SynSHRP2: A Synthetic Multimodal Benchmark for Driving Safety-critical Events Derived from Real-world Driving Data
Liang Shi, Boyu Jiang, Zhenyuan Yuan, Miguel A. Perez, Feng Guo
TL;DR
SynSHRP2 tackles privacy and data scarcity in driving safety research by delivering a publicly available synthetic multimodal dataset derived from the SHRP 2 NDS. It employs a Stable Diffusion + ControlNet workflow to de-identify keyframes while preserving critical safety context, producing 1,874 crashes and 6,924 near-crashes with 5-second pre- and during-event time-series and rich narratives. The work presents two benchmarks—SCE attribute detection and SCE scene understanding—demonstrating the viability of synthetic data for standardized evaluation and ADS/ADAS development. By providing synchronized synthetic keyframes and narratives, SynSHRP2 enables robust benchmarking and cross-study comparability, while maintaining privacy protections. The approach also outlines a practical pipeline for generating privacy-preserving, high-fidelity multimodal driving data from real-world sources.
Abstract
Driving-related safety-critical events (SCEs), including crashes and near-crashes, provide essential insights for the development and safety evaluation of automated driving systems. However, two major challenges limit their accessibility: the rarity of SCEs and the presence of sensitive privacy information in the data. The Second Strategic Highway Research Program (SHRP 2) Naturalistic Driving Study (NDS), the largest NDS to date, collected millions of hours of multimodal, high-resolution, high-frequency driving data from thousands of participants, capturing thousands of SCEs.

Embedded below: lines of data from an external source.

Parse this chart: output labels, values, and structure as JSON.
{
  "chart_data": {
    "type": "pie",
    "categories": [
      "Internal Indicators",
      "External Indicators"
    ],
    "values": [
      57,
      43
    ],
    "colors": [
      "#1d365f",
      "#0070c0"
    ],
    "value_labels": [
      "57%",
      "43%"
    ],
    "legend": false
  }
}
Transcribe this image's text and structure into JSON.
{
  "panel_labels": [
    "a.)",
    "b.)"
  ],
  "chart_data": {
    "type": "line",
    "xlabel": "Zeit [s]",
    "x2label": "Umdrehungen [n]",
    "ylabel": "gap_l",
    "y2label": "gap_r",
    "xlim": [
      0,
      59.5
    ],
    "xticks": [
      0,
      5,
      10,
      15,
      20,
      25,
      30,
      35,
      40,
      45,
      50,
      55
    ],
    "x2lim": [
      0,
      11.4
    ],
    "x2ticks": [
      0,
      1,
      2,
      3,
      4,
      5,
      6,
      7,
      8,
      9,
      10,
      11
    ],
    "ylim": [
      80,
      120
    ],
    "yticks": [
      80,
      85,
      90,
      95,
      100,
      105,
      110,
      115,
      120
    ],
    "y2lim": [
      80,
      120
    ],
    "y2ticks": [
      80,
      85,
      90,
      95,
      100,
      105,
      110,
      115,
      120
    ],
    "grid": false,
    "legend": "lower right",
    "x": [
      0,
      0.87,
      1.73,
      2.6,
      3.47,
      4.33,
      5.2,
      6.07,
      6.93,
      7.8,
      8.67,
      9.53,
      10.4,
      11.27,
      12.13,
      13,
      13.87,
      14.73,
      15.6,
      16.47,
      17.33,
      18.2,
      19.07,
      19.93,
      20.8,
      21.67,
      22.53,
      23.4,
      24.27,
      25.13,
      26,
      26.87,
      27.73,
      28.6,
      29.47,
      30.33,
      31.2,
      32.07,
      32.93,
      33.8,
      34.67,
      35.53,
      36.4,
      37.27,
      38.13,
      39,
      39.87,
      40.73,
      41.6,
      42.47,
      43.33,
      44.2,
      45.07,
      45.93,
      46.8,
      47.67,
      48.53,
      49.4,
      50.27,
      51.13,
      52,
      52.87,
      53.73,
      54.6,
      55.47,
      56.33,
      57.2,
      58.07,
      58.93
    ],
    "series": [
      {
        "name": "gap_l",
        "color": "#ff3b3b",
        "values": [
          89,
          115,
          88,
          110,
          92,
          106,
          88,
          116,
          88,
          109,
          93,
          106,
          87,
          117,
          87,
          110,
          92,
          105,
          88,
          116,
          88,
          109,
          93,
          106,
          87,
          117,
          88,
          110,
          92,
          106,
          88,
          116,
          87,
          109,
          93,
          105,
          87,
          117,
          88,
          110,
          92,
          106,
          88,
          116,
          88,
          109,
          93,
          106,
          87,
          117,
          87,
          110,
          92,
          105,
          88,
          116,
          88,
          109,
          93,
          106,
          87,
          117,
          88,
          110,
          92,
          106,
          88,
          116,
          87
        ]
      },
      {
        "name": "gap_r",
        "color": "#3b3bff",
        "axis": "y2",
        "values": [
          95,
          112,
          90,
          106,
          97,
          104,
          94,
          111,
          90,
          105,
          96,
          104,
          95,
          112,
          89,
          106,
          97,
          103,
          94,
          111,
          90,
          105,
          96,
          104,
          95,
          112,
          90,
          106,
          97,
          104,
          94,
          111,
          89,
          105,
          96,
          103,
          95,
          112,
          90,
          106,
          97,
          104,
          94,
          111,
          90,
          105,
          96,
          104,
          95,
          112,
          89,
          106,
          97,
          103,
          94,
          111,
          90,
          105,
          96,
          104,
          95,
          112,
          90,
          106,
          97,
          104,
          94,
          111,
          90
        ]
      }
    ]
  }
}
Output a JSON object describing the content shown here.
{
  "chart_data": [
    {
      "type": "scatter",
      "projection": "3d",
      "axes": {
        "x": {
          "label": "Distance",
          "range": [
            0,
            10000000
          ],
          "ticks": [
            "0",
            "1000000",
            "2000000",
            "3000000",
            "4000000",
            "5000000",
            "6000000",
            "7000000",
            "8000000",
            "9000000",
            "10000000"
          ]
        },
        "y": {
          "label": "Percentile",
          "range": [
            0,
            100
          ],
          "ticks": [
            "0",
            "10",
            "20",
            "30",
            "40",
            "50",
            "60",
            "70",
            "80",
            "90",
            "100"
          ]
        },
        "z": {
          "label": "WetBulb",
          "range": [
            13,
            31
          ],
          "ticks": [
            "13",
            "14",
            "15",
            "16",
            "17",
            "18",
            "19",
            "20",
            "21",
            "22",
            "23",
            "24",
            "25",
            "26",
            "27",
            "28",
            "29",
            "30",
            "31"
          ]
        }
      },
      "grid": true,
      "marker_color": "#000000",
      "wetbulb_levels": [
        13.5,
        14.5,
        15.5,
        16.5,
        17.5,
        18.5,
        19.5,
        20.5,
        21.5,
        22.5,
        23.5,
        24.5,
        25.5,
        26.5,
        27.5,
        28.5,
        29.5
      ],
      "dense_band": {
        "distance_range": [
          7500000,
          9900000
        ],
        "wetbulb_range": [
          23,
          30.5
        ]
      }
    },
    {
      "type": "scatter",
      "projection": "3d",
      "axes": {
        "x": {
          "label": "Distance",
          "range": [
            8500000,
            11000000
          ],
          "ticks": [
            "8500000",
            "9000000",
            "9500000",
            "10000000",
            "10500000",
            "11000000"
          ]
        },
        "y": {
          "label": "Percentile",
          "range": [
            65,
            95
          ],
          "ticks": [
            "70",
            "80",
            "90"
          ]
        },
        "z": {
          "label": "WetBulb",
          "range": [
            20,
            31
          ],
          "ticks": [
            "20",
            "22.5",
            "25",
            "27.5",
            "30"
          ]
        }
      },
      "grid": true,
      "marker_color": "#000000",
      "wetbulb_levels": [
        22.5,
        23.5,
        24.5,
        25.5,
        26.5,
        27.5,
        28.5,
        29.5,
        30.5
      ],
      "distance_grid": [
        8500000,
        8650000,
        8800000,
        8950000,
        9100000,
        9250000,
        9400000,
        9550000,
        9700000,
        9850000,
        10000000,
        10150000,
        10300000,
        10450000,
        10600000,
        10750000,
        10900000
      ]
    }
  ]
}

While this dataset is invaluable for safety research, privacy concerns and data use restrictions significantly limit public access to the raw data. To address these challenges, we introduce SynSHRP2, a publicly available, synthetic, multimodal driving dataset containing over 1874 crashes and 6924 near-crashes derived from the SHRP 2 NDS. The dataset features de-identified keyframes generated using Stable Diffusion and ControlNet, ensuring the preservation of critical safety-related information while eliminating personally identifiable data. Additionally, SynSHRP2 includes detailed annotations on SCE type, environmental and traffic conditions, and time-series kinematic data spanning 5 seconds before and during each event. Synchronized keyframes and narrative descriptions further enhance its usability. This paper presents two benchmarks for event attribute classification and scene understanding, demonstrating the potential applications of SynSHRP2 in advancing safety research and automated driving system development.